Autre côté essentiel du personnage : son obsession de l’écriture. Toute sa vie, il écrira un minimum de six heures par jour, même en vacances. Il écrit facilement quarante pages en une journée, et il accumule, en l’espace d’une année, plusieurs milliers de pages, dont seule une partie sera publiée. Sartre vit pour ses idées, pour écrire. On apprend par exemple qu’il refusait de se préoccuper de questions financières, pour la simple raison qu’elles lui faisaient perdre du temps qu’il préférait consacrer à l’écriture.

Sartre est animé d’une conscience sociale aiguë et d’une volonté d’être à l’écoute du peuple. Mais il n’est pas toujours très perspicace sur le plan politique. Ainsi, il passe toute l’année 1933 à Berlin sans mesurer le danger du phénomène nazi.

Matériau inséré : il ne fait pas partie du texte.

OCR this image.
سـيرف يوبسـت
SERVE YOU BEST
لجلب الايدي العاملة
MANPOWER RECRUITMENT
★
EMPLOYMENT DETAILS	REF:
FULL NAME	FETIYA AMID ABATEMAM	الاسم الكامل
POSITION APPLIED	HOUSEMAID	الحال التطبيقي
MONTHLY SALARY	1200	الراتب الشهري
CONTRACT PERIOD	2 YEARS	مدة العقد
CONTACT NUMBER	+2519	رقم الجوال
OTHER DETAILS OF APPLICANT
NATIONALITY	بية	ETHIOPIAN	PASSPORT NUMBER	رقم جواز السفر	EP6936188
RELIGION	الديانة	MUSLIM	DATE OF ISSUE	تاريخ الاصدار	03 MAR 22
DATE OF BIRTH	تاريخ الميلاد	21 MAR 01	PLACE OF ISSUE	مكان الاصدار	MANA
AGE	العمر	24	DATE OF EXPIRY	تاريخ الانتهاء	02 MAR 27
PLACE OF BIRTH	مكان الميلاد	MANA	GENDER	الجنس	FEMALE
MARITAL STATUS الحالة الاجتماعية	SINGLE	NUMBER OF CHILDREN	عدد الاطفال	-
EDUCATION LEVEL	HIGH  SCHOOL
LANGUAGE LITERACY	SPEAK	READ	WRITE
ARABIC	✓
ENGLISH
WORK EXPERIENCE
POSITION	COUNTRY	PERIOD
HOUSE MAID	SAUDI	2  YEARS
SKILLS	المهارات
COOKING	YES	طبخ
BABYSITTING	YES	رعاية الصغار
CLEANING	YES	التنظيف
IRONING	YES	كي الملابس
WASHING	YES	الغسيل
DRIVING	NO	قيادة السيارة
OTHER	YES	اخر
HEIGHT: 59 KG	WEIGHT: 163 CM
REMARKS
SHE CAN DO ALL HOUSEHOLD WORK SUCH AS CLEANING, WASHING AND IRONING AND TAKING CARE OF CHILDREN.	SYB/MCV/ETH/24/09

Il se distancie du Parti communiste français après la guerre alors que la jeunesse française y adhérait en masse, mais il effectue un virage complet après avoir visité l’URSS en 1952, devenant pendant quatre ans ‘compagnon de route’ au moment précis où on commençait à prendre conscience des crimes de Staline et que le PCF perdait de sa popularité. C’est sans compter deux tentatives, très vite avortées, de former une cellule de résistance en 1940, et un nouveau parti politique en 1949.

Mais si Sartre manque de sens pratique et politique, il sait mieux que quiconque défendre les causes nobles par sa plume. Ainsi, il répond à une remontée de l’antisémitisme en France après la Seconde guerre mondiale par ses magistrales 'Réflexions sur la question juive'. Il devient plus tard l’ennemi juré du gouvernement français pendant la guerre d’Algérie, soutenant la cause des paysans algériens et condamnant avec sa hargne habituelle l’hypocrisie du colonialisme français.

Voilà donc quelques thèmes de la vie de Sartre, qu’il me sera peut-être nécessaire de compléter plus tard après la lecture des dernières pages de la biographie d’Annie Cohen-Solal.